Physical Integration
To begin with, Quad SLI means a new board SKU in order to get four NVIDIA GPUs working in your system. Called the GeForce 7900 GX2, the new board occupies just one PEG16X slot, but marries two PCBs - each with a G71 GPU and 512MiB of memory - in dual-slot configuration to do 2-GPU SLI on a single board product. Here's a Quad-SLI system in the flesh.Click the image to see the enlarged version. You can clearly see the two seperate GX2 boards, each with a pair of PCBs. Each PCB has its own power connector, heatsink cooling an NVIDIA G71 GPU and 512MiB of memory. Therefore a Quad SLI system using 7900 GX2s has four G71s and 2GiB total framebuffer space.
Each board needs two power connections, in addition to the power that can be supplied via the single bus slot. You also need to connect the GX2 boards together with inter-card connectors, two per board. I'll explain the reason why in a coming page, suffice to say it's related to the new rendering modes available when four GPUs take part in accelerated 3D rendering.
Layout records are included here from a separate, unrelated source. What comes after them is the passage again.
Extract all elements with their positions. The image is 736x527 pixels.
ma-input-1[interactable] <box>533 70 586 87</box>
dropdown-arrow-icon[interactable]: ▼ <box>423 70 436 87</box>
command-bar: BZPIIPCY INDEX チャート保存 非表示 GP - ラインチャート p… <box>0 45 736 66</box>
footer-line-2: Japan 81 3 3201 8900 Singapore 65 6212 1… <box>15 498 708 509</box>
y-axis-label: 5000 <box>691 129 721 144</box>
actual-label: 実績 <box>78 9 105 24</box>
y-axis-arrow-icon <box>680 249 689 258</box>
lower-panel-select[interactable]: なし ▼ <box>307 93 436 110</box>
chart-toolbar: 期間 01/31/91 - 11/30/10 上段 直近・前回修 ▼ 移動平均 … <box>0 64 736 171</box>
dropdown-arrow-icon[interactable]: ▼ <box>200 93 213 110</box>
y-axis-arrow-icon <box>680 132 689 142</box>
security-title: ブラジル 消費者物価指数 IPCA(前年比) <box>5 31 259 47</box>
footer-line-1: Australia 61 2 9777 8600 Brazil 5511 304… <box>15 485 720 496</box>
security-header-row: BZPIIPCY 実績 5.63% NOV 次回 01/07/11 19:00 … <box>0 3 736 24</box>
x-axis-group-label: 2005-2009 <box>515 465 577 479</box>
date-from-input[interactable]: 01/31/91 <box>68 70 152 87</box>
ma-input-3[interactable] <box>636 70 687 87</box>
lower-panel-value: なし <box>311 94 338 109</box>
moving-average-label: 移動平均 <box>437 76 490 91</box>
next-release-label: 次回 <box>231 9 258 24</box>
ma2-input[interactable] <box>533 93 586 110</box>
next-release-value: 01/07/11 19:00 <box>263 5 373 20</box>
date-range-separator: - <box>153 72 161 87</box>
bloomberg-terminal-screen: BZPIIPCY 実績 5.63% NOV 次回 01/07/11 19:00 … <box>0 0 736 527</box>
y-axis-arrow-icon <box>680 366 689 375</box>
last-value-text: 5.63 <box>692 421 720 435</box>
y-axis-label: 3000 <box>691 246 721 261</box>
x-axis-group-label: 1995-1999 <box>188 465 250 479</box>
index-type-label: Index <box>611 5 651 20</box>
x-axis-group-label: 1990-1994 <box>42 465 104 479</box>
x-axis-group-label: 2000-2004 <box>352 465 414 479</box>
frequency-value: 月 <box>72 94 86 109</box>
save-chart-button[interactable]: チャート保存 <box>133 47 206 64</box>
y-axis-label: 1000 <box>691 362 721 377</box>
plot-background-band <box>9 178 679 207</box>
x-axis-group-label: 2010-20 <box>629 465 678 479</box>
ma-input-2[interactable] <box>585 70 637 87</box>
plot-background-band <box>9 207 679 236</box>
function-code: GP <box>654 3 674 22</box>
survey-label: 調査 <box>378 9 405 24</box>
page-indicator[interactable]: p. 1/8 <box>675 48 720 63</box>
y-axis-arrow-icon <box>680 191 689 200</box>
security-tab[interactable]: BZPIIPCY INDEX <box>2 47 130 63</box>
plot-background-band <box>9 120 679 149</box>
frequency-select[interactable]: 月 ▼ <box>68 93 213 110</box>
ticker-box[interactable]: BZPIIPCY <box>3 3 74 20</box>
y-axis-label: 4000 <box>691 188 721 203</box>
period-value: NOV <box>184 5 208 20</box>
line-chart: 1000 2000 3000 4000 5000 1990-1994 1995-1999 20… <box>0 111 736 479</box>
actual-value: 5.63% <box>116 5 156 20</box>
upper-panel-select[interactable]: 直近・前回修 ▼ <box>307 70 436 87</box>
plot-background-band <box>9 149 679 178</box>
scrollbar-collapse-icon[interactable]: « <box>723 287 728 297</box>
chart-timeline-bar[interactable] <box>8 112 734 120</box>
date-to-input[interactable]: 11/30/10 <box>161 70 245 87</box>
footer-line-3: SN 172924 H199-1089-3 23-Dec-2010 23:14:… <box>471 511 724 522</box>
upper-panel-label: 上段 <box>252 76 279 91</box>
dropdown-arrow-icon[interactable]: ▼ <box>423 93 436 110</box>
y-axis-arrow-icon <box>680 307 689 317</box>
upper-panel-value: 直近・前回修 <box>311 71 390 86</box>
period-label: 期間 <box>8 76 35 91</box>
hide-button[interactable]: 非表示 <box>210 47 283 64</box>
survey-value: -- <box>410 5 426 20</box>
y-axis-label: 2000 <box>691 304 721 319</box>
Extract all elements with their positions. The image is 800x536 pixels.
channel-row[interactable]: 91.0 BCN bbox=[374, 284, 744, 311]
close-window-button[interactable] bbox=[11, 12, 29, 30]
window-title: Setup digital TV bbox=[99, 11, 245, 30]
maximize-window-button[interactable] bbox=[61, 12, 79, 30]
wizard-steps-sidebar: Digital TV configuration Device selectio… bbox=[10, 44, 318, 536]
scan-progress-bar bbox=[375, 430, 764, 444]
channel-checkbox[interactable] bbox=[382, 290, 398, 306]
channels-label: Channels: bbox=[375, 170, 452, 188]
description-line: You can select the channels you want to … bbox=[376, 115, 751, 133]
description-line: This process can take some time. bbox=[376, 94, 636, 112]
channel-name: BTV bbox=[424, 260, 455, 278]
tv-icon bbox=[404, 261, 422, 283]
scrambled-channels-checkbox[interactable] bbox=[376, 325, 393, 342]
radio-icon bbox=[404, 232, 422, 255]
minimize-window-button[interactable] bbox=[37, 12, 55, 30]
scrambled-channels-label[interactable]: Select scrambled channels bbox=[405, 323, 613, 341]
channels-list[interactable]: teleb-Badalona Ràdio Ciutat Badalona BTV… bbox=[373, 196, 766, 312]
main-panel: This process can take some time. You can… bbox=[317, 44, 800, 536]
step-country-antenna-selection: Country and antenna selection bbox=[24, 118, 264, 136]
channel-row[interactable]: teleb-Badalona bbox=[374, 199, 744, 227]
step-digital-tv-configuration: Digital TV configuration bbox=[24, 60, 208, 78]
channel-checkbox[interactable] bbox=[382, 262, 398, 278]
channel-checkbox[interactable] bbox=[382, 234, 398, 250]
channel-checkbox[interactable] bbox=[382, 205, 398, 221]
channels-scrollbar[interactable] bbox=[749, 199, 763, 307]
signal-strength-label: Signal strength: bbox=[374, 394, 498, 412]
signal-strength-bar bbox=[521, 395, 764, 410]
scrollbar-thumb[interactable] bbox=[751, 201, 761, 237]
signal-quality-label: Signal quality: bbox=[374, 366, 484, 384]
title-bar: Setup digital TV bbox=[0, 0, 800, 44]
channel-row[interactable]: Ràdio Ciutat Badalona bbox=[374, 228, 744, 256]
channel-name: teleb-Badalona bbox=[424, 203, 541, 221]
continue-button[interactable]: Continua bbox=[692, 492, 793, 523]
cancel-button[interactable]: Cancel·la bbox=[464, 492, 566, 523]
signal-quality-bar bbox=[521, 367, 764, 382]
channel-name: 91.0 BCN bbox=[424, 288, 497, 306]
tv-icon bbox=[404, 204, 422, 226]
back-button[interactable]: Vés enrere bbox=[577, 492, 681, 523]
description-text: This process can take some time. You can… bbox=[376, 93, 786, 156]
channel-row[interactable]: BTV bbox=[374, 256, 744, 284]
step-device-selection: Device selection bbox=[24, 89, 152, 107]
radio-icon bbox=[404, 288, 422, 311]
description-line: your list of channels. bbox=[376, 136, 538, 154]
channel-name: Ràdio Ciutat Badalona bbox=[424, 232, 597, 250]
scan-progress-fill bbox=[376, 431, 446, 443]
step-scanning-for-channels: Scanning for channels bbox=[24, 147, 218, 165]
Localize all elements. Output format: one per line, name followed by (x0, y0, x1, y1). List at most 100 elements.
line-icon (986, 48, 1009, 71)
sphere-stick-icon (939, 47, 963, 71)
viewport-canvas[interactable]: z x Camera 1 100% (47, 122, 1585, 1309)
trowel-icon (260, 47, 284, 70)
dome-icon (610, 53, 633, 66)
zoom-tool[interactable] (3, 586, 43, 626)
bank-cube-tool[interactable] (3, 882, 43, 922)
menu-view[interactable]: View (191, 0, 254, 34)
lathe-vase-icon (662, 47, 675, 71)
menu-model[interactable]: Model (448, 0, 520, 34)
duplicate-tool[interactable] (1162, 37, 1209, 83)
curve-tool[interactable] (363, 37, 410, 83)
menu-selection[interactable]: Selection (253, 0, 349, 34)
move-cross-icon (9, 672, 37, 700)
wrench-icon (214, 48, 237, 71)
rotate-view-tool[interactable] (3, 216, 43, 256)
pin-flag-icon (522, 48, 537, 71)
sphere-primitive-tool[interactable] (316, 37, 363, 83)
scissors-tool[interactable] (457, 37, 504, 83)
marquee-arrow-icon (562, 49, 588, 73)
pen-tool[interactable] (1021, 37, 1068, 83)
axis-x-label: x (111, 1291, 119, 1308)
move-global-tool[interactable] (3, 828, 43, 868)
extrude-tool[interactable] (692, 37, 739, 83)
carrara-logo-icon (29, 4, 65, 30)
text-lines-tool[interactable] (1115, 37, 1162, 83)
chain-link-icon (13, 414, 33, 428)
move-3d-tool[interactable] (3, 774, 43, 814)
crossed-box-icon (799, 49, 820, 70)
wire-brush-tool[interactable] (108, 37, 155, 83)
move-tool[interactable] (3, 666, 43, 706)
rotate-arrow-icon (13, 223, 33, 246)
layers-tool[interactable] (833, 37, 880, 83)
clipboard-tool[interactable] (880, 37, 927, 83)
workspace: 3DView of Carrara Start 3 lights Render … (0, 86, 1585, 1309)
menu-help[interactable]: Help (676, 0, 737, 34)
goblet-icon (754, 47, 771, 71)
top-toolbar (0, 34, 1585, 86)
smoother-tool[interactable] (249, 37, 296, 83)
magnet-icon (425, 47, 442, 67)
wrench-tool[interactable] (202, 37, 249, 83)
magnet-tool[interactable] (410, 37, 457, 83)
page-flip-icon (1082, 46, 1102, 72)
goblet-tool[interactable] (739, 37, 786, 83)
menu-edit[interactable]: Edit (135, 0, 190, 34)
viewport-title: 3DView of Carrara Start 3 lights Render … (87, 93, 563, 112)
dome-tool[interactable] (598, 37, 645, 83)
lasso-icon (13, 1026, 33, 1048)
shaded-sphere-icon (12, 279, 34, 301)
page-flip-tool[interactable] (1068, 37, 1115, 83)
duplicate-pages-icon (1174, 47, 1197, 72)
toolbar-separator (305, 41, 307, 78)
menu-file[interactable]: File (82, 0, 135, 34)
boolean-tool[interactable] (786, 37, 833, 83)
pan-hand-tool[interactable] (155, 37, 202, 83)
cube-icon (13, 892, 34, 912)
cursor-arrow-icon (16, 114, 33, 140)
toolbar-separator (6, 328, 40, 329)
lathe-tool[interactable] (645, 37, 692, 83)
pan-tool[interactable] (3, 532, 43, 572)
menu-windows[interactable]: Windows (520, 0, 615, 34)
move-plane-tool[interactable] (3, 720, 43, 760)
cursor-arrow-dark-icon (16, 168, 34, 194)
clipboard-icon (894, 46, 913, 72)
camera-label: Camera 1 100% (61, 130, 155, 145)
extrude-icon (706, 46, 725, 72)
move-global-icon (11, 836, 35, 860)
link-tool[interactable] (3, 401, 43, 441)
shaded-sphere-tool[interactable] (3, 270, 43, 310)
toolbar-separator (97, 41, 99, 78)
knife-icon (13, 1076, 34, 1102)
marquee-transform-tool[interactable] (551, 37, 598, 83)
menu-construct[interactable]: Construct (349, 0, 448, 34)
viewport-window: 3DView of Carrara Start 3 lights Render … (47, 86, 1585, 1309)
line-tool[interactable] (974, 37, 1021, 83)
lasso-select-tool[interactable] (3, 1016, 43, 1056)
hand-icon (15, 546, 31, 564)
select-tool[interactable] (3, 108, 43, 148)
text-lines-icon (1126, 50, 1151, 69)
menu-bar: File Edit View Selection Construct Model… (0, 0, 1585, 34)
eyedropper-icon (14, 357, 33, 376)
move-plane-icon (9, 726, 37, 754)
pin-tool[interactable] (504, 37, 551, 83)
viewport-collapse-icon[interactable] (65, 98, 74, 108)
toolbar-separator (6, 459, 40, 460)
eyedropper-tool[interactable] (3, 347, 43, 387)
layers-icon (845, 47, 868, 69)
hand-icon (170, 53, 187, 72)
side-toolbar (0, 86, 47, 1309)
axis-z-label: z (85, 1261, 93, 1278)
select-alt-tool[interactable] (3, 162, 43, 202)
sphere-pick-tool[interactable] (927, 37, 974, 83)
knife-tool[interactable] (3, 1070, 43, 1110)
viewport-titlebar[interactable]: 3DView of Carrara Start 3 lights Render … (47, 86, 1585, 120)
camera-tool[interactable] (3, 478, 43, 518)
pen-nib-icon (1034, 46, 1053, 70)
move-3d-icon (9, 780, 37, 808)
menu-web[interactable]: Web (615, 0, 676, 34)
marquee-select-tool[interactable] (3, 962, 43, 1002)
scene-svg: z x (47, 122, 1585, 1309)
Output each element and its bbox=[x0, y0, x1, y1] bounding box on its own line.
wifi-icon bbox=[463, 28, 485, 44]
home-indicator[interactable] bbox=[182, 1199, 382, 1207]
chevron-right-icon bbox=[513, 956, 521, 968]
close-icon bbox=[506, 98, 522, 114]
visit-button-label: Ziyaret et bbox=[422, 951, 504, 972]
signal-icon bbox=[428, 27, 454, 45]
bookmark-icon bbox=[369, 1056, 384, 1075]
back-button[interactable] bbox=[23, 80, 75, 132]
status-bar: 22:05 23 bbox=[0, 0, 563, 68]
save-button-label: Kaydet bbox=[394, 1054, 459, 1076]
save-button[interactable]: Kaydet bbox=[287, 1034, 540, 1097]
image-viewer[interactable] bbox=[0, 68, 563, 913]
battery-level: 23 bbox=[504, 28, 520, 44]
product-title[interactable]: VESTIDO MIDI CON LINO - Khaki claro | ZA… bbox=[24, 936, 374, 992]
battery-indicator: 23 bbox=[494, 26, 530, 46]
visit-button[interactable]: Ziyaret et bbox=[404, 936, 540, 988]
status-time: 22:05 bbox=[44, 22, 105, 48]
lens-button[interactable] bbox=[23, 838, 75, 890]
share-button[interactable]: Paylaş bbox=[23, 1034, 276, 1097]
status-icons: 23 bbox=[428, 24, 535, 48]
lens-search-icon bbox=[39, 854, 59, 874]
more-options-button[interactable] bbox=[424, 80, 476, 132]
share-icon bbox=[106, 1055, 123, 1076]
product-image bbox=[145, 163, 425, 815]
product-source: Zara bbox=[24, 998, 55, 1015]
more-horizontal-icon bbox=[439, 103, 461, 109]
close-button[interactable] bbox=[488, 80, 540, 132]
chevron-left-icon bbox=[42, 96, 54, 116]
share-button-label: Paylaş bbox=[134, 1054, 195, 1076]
The boards are big, measuring the width of a full ATX mainboard, so a suitable chassis will be needed to house the pair. Each sub-board is going to ask for about 8.5A at peak load. So you want over 600W on the PSU to be completely comfortable (around 100W per sub-board and around 150W for the rest of the system).
Realistically, with the way power outputs are calculated and supplied on a modern ATX2.0 power supply, that's going to translate into NVIDIA and system integrators advertising ~800W as the minimum needed for Quad SLI, regardless of the actual reality.
You don't need a true x16 SLI system to run Quad SLI, with 'basic' SLI core logic up to the task, but the reality is that system integrators will all integrate the first Quad SLI systems using x16 versions of nForce4 or 5, and that buyers of the boards at retail will likely own proper x16 systems already, or will buy a proper x16 board to go with the cards.